Stryker Red SRT Viper

Chrysler (FIATY.PK) announced on Tuesday that it would be idling its Conner Avenue Assembly Plant in Detroit, where it produces the Viper supercar, due to soft demand. As it turns out, SRT — the sub-brand that produces the car — is having trouble moving the $100,000, 8.4 liter V10-driven 640 horsepower monster at a rate that would keep its production lines open.

As a result, ninety-one employees will be laid off because of the the temporary shutdown, Chrysler said.
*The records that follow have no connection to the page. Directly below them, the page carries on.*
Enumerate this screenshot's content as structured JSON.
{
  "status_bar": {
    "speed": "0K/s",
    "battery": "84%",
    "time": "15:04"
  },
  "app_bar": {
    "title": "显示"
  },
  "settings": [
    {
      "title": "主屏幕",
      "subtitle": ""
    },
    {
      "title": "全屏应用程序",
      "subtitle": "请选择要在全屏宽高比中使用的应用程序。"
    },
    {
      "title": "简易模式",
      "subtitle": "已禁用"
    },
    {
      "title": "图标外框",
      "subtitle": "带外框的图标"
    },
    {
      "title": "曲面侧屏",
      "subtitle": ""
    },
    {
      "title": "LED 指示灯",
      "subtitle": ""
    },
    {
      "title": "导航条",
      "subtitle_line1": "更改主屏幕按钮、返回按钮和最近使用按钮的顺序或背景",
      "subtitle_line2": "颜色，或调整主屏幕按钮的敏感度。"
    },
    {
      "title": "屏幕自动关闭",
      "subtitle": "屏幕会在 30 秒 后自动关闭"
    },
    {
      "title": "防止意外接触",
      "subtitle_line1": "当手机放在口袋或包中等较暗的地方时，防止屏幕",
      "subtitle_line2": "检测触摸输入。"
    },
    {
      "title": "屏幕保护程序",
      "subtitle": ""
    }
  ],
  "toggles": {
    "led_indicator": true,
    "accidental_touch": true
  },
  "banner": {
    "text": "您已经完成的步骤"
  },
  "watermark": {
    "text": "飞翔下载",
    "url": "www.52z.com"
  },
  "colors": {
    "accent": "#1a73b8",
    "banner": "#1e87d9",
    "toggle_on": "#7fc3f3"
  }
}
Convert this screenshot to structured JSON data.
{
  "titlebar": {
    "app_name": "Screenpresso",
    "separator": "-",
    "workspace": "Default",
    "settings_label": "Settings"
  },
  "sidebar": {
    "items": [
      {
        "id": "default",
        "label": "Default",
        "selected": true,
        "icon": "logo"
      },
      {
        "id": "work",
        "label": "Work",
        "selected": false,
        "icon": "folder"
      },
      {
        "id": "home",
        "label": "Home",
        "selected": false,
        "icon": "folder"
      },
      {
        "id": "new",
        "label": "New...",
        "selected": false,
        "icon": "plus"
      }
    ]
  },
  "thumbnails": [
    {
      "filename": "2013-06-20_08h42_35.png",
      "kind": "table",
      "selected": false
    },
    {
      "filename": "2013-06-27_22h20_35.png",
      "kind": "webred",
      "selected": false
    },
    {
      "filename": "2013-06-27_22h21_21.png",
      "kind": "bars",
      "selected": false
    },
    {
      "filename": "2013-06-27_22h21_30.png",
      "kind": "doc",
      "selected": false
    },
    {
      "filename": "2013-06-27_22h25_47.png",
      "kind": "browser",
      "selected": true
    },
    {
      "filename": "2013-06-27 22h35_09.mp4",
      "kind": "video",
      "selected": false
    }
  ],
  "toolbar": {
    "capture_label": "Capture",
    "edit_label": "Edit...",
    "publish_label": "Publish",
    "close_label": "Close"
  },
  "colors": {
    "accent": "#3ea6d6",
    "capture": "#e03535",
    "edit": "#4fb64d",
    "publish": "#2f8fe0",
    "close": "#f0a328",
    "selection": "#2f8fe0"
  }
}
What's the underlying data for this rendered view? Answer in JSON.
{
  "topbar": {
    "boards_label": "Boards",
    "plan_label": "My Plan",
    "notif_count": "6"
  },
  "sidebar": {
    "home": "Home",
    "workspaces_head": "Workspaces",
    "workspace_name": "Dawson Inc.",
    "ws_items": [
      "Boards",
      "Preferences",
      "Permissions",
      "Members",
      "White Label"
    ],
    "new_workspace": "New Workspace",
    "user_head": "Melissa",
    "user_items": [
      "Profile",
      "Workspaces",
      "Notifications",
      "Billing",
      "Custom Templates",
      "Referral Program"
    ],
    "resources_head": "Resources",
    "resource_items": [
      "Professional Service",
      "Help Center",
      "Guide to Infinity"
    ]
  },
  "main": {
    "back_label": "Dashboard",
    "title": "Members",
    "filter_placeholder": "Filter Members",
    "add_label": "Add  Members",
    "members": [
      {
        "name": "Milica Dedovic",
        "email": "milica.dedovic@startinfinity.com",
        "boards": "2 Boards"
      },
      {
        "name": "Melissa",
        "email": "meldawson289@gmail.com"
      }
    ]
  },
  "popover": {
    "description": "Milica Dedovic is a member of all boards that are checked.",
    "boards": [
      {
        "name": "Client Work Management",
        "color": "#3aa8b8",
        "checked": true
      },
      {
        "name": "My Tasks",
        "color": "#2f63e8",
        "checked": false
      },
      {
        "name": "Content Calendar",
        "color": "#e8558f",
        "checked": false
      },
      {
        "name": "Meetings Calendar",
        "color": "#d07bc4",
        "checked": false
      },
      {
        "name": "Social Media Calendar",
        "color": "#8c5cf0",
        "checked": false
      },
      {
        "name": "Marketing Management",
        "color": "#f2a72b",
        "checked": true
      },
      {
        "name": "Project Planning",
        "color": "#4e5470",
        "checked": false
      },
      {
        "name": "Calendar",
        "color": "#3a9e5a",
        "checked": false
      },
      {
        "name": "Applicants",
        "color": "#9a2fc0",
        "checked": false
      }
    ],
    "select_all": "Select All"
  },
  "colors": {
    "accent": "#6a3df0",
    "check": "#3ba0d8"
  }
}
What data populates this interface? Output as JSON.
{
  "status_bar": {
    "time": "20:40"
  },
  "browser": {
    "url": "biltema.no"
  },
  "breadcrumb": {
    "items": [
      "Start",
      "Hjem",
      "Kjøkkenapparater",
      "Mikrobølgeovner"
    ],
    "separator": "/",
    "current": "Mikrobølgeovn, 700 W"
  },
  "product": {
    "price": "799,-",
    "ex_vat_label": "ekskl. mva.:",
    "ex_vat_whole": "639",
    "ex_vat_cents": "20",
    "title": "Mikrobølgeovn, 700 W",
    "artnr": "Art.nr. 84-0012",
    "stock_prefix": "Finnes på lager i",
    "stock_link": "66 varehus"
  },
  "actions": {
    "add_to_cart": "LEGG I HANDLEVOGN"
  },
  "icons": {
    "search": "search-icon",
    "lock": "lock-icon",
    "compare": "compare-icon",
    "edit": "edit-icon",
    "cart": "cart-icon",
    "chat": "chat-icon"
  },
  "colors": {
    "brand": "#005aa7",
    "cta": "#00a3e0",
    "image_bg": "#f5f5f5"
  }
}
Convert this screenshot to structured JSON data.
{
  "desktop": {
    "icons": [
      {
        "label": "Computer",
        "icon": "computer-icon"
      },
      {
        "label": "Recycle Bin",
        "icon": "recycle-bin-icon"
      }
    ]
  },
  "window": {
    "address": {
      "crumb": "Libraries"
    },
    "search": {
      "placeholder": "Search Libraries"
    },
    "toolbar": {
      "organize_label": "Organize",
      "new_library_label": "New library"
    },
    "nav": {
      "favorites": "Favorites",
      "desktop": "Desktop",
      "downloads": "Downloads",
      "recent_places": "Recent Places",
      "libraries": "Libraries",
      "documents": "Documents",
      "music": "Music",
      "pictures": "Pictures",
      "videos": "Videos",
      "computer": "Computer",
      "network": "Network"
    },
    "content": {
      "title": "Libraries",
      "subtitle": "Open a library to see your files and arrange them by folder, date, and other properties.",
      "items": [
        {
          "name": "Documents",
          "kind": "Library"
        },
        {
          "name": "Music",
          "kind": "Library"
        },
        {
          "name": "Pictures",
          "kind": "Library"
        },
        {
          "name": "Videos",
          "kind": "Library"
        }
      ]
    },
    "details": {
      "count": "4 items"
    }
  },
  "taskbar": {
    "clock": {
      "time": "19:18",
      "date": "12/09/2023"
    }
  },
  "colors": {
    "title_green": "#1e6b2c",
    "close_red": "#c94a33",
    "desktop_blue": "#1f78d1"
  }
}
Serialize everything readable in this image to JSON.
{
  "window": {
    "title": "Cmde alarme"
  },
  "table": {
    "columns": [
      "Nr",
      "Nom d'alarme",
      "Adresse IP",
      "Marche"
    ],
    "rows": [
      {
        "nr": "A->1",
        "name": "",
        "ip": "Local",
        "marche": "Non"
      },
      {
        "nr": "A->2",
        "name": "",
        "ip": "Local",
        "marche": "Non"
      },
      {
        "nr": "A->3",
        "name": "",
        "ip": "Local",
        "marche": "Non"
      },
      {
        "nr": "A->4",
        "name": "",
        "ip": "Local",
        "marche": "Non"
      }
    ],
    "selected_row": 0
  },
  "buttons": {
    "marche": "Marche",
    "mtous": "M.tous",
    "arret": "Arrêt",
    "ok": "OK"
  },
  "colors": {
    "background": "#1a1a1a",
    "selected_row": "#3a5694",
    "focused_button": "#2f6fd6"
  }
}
The facility will be shuttered for the time being starting on April 14 and will pick back up during the week of June 23. Arguably the worst part of the whole situation — excluding the loss of jobs for the affected employees — is that the SRT Viper was meant to be a symbolic spearhead of Chrysler’s resurgence under the Fiat brand as its halo car. Except it’s not really living up to that role.

The last-generation Viper was shuttered in 2010 due to a lack of funds, but it was renewed under SRT’s new leadership from Fiat. Sales soon dropped to 591 in 2013 and just ninety-one through the first two months of this year, according to numbers provided by Autodata, the Detroit Free Press reports. That’s well off the target of 1,600 units the company was hoping to sell on a yearly basis.

Last fall, Chrysler cut its production of the car by 30 percent due to slow uptake and the fact that sports cars like the Viper tend to sell best in the spring, the Free Press said.

2014 SRT Viper GTS Anodized Carbon Special Edition Package

Perhaps most interesting is that the segment the Viper plays in has been doing exceptionally well. With stock markets surging, net worth and home prices on the rise, and more wealthy individuals, supercar manufacturers have never had it so good.

“The market for six-figure sports cars crashed in 2009, which is hardly surprising,” Bloomberg’s Kyle Stock wrote earlier this month. “More notable, however, is the speed with which it got back on track after a global economic crash.” Since 2010, the sales pace for supercars has surpassed that for total vehicle sales, often by a comfortably large margin.

We have no real answers as to why the Viper in particular hasn’t been able to meet its goals amid a surge for the high-end exotic market. The big question now is if the Viper can’t draw in sales now, will it ever?